Diffuseness of coronary artery disease impacts on immediate hemodynamic and predicted clinical outcomes

Abstract

Diffuse coronary artery disease (CAD) impacts the immediate hemodynamic and clinical outcomes of percutaneous coronary intervention (PCI). We evaluated whether the diffuse pattern of CAD derived from angiographic Quantitative flow ratio (QFR) impacts the immediate hemodynamic outcome post-PCI and the medium term predicted vessel-oriented composite endpoint (VOCE). Paired pre-procedure QFRs were assessed in 503 patients and 1022 vessels in the Multivessel TALENT (MVT) trial.

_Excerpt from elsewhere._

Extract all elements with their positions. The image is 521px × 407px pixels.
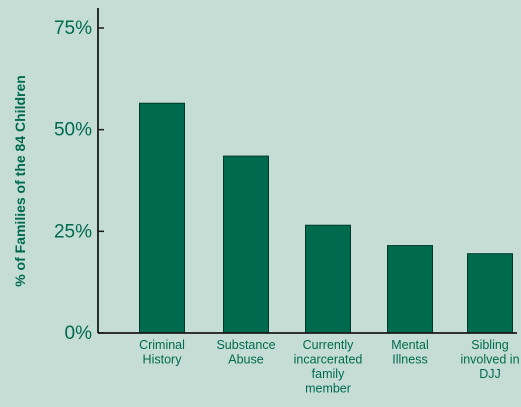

The pathophysiological pattern of CAD was defined as "predominantly diffuse" or "focal" according to a virtual QFR pullback pressure gradient (PPG) index < 0.78 and ≥ 0.78, respectively. Physiological "focal severity" was assessed using the QFR gradient per mm (dQFR/ds), with a value ≥ 0.025/mm the threshold for a "major gradient". A post-PCI QFR ≥ 0.91 was considered optimal. Median pre-PCI PPG index was 0.70 (IQR 0.59-0.80). The prevalence of "predominantly diffuse" CAD and "major gradient" were 68.6% and 85.8%, respectively. A "Predominantly diffuse" pattern with a major gradient had a higher risk of a post-PCI QFR < 0.91 (OR 1.52,95%CI 1.47-1.58). In multivariable analysis, low QFR PPG index (diffuse disease) was an independent determinant of a post-PCI QFR < 0.91 (per 0.1 decrease of QFR PPG index, OR:9.8, 95% CI 3.0-32.2, p < 0.001). Based on post-PCI QFR the predicted 2-year VOCE, a powered endpoint in the MVT trial, was 6.1% and 4.2% in diffuse and focal lesions, respectively. A pre-procedure physiological pattern of diffuse CAD is an independent determinant of an unfavourable immediate hemodynamic outcome post-PCI, and detrimentally affects the predicted 2-year VOCE.Clinical Trial Registration URL: https://www.clinicaltrials.gov/ct2/show/NCT04390672 Unique Identifier: NCT04390672 (registration date 15/05/2020).

Keywords: Acute coronary syndrome; Chronic coronary syndrome; Coronary artery disease; Disease pattern; Drug-eluting stent; Multiple vessel disease; Percutaneous coronary intervention; Quantitative flow ratio.

Fig. 1

Study flowchart. Abbreviations: QFR, quantitative flow ratio; μFR, Murray low-based quantitative flow ratio; dQFR/ds, instantaneous QFR ratio gradient per unit length.

Fig. 2

Pathophysiological pattern distribution with 4 quadrants and post PCI-QFR values with proportion of optimal post-procedural QFR (≥ 0.91). Abbreviations: PCI, percutaneous coronary intervention; QFR, quantitative flow ratio.

Fig. 3

Cumulative frequency of pre- and post-PCI QFR in 2 groups. Left panel showed cumulative curves of both pre- and post-PCI QFR in predominantly focal disease defined by QFR PPG index at pre-PCI (≥ 0.78) and right panel showed those in predominantly diffuse disease (QFR PPG index < 0.78). Abbreviations: PCI, percutaneous coronary intervention; QFR, quantitative flow ratio; PPG, pressure pullback curve gradient.

Fig. 4

Relation between pre-PCI PPG index and odds ratio of optimal post-PCI QFR. Cubic spline curve showing the odds ratio of optimal post-PCI QFR (vertical axis) according to the pre-PCI QFR PPG index (horizontal axis). Abbreviations: PCI, percutaneous coronary intervention; QFR, quantitative flow ratio; PPG, pullback pressure curve gradient.